If you're looking for a simple one-liner, this is the most reliable solution that I've found that returns 64 or 32. It doesn't care if you're running ARM or not, and it should work on any system using bash or sh.

Beware, this will assume the system is either 32-bit or 64-bit. See my explanation below if you need to detect 8- 16- or some-other-bit architecture.

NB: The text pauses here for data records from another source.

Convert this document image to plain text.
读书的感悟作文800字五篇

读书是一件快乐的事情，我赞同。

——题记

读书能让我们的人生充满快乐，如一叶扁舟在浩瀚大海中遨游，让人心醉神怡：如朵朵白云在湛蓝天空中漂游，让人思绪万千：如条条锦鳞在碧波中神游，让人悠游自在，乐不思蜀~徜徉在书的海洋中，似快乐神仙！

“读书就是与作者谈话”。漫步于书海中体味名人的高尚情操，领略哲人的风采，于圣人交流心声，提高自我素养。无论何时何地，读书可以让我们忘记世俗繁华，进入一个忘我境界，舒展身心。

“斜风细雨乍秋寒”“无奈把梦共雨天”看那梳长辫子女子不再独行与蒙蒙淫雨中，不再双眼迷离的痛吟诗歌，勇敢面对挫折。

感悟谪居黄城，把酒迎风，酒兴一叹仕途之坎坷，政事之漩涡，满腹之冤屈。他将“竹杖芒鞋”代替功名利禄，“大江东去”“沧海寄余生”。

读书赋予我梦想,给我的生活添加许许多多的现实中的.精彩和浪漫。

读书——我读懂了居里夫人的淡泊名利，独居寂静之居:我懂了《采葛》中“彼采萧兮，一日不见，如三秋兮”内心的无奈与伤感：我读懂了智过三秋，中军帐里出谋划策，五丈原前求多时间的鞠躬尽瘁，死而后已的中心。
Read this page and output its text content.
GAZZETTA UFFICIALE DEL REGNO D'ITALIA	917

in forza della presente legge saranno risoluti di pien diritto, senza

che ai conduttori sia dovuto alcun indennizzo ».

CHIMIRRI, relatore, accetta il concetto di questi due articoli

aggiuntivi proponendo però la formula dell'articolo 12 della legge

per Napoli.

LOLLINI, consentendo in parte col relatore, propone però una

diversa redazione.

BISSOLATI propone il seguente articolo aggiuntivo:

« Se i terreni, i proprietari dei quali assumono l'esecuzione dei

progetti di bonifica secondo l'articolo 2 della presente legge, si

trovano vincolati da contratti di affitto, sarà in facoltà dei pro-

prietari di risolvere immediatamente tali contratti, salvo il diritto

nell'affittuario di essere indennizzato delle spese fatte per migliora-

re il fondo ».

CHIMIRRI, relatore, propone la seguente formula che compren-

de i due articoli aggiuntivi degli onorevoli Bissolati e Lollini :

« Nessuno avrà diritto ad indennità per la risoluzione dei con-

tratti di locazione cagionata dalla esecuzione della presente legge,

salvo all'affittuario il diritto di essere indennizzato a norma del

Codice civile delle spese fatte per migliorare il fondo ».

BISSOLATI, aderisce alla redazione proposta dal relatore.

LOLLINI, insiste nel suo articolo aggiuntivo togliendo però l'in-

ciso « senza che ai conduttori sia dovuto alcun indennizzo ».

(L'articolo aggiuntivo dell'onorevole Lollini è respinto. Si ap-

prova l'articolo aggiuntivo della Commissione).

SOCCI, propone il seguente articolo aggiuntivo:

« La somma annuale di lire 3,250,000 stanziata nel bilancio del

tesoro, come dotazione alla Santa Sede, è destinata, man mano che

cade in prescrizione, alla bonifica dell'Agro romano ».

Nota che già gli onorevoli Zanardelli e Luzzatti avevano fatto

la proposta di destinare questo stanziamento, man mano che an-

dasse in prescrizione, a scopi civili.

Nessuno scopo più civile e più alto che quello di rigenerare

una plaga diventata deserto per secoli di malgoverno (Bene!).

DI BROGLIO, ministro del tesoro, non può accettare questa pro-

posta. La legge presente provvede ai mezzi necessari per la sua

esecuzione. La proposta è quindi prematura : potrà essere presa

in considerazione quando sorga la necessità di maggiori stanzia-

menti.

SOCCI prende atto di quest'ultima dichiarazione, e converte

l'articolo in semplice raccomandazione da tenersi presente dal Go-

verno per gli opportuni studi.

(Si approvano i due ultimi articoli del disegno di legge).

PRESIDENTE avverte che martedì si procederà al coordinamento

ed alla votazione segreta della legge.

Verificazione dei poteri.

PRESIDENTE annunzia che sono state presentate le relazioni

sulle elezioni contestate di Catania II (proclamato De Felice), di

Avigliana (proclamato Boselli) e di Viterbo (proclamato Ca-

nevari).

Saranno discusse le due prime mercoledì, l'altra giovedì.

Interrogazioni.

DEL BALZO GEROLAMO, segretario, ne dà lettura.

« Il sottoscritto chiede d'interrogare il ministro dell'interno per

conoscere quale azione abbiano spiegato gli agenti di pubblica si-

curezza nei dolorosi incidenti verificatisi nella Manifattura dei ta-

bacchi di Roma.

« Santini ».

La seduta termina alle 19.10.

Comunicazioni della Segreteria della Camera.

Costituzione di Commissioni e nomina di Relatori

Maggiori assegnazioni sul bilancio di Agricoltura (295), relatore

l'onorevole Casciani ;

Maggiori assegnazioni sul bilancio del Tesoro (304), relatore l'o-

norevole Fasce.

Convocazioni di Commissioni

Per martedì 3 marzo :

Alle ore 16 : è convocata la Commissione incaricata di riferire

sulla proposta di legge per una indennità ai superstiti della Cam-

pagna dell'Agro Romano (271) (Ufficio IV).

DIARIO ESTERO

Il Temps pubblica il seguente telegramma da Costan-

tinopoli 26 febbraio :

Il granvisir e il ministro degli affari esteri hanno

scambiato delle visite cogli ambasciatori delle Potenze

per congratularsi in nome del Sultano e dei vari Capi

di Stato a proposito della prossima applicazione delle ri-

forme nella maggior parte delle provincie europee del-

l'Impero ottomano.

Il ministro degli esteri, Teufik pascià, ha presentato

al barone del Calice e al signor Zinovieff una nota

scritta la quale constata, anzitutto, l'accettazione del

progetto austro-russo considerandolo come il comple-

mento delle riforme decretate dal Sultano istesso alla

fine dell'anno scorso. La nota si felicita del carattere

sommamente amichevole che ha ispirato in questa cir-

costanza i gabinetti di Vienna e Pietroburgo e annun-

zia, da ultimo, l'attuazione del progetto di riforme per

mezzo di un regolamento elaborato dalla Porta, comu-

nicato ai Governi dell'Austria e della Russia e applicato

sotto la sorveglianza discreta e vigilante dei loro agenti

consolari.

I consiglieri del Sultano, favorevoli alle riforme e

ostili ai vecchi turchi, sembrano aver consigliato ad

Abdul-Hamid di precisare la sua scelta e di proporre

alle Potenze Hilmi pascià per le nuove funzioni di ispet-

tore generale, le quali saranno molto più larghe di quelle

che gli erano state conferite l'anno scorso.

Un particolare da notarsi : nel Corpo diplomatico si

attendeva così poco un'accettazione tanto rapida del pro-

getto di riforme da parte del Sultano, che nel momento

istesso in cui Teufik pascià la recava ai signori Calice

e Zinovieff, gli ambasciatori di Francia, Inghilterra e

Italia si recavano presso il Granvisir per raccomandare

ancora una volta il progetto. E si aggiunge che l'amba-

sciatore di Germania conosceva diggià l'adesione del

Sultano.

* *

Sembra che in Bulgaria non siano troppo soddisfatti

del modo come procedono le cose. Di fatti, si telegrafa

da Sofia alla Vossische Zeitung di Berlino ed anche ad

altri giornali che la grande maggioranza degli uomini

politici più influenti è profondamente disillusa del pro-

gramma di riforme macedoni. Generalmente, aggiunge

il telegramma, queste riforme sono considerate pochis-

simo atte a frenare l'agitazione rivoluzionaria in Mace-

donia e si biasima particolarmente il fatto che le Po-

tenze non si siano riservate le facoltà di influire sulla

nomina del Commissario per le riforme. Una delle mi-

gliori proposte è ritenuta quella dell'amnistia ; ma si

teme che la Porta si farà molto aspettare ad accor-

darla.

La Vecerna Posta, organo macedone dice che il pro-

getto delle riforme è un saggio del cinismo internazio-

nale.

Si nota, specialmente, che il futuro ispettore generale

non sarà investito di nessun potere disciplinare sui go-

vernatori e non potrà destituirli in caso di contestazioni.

[ $((0xffffffff)) -eq -1 ] && echo 32 || echo 64

What's happing here?
The logic is very simple and it all boils down to how computers store signed integers. A 32-bit architecture only has 32 bits that it can use for storing signed integers while a 64-bit architecture has 64 bits! In other words the set of integers that can be stored is finite. Half of this set represents negative numbers and half represents positive numbers. The signed integer equalling -1 is represented as the largest number that can be stored in a given number of bits for that architecture. On a 32-bit system, -1 can be represented by the hex value 0xFFFFFFFF (which is 32 binary bits, all equalling 1). On a 64-bit system, 0xFFFFFFFF translates to 4,294,967,295, base 10 while 0xFFFFFFFFFFFFFFFF is the representation for -1). You can see how this would easily scale for systems that are 8- or 16-bit as well which would equal -1 at 0xFF and 0xFFFF, respectively.

1

For debian Linux derived systems.

On 64bits systems :

$ dpkg-architecture -q DEB_BUILD_ARCH
amd64

On 32bits systems :

$ dpkg-architecture -q DEB_BUILD_ARCH
i386
0

Not sure how useful this is, but I crafted this for Arch:

grep "model name" /proc/cpuinfo | sed "s/model name   : //" | head -n 1

(Only answered because I searched for Arch and found this; I know the OP asked about Red Hat.)